The first thing you notice about Bird Seed, from the cover inwards, is how many words there are on it. They flow unchecked like a particularly noxious river, haranguing a nameless ‘you’ with a dense and unforgiving blend of vitiriolic abuse, virulent symbolism and jarring metaphoric imagery. Targets for the abuse may or may not include the tabloid press (‘Why You Never Became A Dancer’), victims of self-harm (‘Cut Hands Has The Solution’) and even Stuart Lubbock, the unfortunate party guest who drowned in Michael Barrymore’s swimming pool (‘Wriggle Like A Fucking Eel’). The words of these three long tracks are spat out by Bennett with demented hysteria, or by the workaday and less compelling voice of Best. Whereas the old Whitehouse would punctuate their assault of noise and feedback with well chosed blasts of verbal obscenity, the new sound is driven by vocals, around which the music swirls in a barrage of uncanny, pulsating rhythms.
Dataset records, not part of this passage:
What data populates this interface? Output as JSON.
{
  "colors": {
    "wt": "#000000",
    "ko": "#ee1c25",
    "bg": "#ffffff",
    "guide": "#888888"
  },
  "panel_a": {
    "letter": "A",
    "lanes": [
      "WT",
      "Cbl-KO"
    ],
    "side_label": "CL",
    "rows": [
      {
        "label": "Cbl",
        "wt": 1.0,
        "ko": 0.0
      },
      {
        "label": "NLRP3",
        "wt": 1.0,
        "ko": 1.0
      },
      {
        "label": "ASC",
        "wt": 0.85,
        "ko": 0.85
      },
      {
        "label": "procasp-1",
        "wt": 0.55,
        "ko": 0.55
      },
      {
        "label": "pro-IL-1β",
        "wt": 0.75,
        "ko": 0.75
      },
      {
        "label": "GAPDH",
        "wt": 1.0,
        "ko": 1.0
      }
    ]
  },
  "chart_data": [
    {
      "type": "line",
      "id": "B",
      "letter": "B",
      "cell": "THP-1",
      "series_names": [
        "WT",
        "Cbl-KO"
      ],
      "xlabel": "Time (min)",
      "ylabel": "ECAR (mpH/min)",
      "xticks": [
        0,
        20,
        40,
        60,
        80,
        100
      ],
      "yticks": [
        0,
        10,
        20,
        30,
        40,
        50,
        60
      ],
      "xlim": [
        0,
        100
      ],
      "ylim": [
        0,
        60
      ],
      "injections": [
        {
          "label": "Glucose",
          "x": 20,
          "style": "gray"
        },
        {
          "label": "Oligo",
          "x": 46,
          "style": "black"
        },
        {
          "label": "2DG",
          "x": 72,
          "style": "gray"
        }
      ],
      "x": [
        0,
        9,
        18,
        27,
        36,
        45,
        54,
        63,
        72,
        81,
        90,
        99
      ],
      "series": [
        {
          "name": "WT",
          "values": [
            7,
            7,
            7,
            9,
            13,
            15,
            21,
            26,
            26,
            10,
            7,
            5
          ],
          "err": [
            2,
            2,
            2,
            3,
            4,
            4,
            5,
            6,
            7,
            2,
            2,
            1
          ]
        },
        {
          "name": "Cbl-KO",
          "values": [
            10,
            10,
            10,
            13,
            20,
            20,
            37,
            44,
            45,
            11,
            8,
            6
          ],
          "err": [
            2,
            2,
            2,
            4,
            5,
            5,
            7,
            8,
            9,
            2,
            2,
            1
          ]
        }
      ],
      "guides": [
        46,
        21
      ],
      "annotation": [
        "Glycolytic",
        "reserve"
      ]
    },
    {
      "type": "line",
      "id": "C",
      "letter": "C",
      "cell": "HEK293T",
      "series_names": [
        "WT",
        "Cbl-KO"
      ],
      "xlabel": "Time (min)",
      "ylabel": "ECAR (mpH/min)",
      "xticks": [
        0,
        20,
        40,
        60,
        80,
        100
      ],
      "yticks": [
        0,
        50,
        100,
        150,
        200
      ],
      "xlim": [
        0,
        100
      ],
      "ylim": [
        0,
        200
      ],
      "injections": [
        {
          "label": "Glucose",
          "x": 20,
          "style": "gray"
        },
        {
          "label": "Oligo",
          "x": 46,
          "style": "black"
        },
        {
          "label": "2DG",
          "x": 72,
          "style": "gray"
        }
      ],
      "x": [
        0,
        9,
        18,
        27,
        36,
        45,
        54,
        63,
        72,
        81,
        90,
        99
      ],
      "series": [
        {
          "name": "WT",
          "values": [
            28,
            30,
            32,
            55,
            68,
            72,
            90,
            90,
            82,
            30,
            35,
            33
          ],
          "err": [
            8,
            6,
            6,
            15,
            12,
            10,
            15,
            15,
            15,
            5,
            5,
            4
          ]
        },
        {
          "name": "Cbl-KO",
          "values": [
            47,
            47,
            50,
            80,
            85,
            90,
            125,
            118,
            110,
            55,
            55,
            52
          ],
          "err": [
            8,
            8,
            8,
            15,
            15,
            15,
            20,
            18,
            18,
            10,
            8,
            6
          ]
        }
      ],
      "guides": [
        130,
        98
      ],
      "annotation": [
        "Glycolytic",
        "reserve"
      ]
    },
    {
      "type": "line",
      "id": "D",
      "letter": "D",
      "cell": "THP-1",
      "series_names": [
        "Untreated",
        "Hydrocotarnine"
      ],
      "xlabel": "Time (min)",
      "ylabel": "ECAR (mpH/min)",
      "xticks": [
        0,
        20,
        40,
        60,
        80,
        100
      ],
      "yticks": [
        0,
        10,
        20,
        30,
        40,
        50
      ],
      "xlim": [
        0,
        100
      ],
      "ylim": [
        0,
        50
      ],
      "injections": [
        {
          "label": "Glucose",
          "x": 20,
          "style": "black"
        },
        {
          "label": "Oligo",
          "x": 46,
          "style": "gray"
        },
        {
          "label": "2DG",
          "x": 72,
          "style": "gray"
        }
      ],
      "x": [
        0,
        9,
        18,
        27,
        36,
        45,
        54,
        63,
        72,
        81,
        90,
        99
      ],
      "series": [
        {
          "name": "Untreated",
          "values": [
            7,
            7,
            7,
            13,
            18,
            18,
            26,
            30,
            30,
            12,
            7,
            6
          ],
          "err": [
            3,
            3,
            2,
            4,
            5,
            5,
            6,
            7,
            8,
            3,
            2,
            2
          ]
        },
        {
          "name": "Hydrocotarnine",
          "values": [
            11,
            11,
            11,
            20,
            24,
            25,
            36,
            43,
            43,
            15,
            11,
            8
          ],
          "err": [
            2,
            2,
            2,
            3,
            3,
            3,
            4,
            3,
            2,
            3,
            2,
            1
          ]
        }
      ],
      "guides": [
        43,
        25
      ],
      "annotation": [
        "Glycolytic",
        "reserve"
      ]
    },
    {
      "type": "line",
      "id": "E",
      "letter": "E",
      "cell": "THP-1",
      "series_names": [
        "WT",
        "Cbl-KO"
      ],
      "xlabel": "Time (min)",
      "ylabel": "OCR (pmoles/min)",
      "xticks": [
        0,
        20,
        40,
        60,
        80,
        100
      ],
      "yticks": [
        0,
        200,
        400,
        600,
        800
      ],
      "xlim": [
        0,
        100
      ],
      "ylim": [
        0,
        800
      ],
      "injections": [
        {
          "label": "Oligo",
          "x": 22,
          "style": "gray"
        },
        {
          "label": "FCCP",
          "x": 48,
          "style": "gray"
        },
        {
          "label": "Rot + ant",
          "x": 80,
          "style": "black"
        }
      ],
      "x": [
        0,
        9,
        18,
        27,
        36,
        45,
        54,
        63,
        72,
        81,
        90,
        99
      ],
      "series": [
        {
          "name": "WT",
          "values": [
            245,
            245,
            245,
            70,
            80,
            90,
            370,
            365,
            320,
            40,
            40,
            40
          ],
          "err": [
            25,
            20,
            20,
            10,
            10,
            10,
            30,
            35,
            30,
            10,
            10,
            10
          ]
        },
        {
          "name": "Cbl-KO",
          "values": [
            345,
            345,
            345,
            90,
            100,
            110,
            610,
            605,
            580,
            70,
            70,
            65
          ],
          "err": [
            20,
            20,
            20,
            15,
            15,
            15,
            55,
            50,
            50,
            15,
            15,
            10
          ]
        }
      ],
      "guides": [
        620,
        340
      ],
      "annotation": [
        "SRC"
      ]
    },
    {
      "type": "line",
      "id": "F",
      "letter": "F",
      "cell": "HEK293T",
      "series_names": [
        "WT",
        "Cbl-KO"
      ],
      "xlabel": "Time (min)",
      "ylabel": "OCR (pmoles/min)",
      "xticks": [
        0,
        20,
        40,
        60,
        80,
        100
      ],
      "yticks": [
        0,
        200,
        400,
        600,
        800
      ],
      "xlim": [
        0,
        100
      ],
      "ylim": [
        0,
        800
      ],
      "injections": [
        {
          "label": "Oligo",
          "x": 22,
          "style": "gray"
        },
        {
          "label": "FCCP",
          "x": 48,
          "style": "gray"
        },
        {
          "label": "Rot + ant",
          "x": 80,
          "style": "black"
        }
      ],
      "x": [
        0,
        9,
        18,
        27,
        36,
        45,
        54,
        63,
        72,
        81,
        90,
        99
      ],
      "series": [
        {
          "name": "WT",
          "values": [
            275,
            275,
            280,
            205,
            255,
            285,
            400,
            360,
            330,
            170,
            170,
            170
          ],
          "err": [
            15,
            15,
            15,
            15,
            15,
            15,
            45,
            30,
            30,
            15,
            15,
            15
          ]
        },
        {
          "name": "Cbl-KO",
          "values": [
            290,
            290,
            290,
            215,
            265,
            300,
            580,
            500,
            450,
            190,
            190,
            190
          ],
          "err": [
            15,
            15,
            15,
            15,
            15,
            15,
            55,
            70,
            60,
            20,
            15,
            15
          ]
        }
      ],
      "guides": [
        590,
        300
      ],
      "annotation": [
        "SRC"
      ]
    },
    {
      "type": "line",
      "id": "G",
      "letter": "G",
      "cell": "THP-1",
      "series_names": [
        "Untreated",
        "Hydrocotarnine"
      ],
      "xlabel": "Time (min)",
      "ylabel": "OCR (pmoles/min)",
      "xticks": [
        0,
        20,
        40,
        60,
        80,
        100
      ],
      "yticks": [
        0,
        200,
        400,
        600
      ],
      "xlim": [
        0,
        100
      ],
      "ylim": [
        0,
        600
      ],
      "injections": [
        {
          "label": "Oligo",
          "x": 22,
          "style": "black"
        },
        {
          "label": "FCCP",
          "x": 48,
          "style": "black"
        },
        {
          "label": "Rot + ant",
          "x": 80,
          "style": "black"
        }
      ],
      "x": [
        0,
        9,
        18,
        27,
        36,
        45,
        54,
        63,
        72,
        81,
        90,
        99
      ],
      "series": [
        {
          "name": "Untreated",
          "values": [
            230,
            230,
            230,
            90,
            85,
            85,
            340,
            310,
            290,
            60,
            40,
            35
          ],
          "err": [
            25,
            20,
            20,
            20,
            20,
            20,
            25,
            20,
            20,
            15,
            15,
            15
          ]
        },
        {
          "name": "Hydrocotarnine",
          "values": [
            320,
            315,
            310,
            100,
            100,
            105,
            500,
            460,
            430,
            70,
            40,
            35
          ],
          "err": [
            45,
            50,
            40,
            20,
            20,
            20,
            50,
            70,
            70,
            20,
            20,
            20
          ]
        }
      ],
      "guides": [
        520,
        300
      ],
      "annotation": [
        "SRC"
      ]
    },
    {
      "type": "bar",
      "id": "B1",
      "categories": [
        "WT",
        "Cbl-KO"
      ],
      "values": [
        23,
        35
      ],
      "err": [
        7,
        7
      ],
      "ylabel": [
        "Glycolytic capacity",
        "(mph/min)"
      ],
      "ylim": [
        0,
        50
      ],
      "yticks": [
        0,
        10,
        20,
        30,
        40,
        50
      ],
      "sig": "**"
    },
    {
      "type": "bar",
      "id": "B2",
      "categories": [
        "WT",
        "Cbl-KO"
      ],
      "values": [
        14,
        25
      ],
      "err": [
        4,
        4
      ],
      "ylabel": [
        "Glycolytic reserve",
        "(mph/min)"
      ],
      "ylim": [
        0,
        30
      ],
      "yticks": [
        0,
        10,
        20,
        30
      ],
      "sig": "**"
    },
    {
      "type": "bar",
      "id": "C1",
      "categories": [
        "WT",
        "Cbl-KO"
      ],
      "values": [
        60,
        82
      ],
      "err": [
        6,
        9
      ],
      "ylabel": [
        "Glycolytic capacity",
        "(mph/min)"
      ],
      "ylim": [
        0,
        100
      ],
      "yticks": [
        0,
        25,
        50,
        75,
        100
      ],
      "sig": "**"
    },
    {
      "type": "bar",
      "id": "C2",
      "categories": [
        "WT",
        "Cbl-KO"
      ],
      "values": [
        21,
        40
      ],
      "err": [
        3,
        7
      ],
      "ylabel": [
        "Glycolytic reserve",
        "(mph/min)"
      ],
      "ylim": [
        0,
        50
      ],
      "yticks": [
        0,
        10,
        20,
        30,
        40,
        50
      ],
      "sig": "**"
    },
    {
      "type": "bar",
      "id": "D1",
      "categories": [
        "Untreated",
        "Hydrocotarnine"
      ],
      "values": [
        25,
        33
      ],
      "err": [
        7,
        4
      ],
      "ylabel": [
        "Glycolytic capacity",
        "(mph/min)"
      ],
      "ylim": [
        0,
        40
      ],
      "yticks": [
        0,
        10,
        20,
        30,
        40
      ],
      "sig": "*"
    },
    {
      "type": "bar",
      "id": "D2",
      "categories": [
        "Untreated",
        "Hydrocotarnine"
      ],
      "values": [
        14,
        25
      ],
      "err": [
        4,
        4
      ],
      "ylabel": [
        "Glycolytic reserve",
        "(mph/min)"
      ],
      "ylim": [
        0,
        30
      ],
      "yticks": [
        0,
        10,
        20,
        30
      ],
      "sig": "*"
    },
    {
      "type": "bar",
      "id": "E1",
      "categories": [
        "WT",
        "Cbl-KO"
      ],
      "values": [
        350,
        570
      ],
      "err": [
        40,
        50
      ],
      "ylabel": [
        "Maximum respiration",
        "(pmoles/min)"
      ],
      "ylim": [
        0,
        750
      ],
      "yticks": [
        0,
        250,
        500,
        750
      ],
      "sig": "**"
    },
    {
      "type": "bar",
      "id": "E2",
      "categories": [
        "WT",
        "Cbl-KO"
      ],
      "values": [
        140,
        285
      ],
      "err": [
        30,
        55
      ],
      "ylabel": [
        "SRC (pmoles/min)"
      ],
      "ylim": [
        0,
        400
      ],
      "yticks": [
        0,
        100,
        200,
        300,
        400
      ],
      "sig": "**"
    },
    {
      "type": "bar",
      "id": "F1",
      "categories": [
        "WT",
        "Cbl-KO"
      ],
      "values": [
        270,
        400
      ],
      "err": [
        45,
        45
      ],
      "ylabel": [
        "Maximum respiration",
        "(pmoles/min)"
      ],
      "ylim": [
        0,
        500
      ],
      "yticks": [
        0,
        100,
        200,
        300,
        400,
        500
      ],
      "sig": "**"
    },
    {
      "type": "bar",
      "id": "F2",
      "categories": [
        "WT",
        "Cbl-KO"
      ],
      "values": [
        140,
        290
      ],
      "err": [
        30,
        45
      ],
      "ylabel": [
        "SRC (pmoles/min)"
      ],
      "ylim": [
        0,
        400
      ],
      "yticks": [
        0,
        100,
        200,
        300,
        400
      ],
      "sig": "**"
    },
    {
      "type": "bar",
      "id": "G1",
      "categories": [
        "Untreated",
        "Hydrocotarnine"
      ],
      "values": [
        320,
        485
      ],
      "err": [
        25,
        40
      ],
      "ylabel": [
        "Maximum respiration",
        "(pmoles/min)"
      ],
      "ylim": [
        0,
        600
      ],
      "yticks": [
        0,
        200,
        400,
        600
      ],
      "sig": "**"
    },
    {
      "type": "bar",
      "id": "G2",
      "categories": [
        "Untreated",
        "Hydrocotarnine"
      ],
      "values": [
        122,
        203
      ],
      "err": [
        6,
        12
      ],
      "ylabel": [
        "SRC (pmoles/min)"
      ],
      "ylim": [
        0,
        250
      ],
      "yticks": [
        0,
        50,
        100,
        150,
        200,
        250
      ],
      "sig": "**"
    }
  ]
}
The album’s three other pieces take different approaches. The title track ‘Bird Seed’ is Sotos’ farewell to Whitehouse, a harrowing 15-minute collage of spoken word testimonies from rape victims, prostitutes and sexually abused girls. It’s deliberately, calculatedly unpleasant, but not without moments of black humour, as in the following exchange:

Interviewer: “Do you use condoms?”

Woman: “Oh, my God, yes, I’ve got them right now, I don’t want no AIDS, I’m clean.”

Interviewer: “How many months are you pregnant?”

Woman: “Seven…”

Those who would like to hear more of this kind of thing would do well to seek out Sotos’ Buyer’s Market CD which contains an album length’s worth of the stuff. Others will probably not wish to sit through this more than once.

The closing track ‘Munkisi Munkondi’ is an intriguing accretion of lurching, queasy rhythms. Best of all, though, is the chilling ‘Philosophy’. Bennett is restrained, almost conversational, as he lays bare the contents of a mind riven with aggression and confusion: “A terrible thing happened/My friend was stabbed in the street by some drunk/Dead before he arrived at the hospital/Wouldn’t it be horrible?/Think about it/Even if you could get that door opened/And you were to search/You would never find me again…” The softly spoken vocals just about maintain their presence against a complex layering of drones and feedback. The song burns with wounded regret and is the remarkable centrepiece of an album that sees Whitehouse effortlessly reinventing themselves as noise terrorists for the 21st century.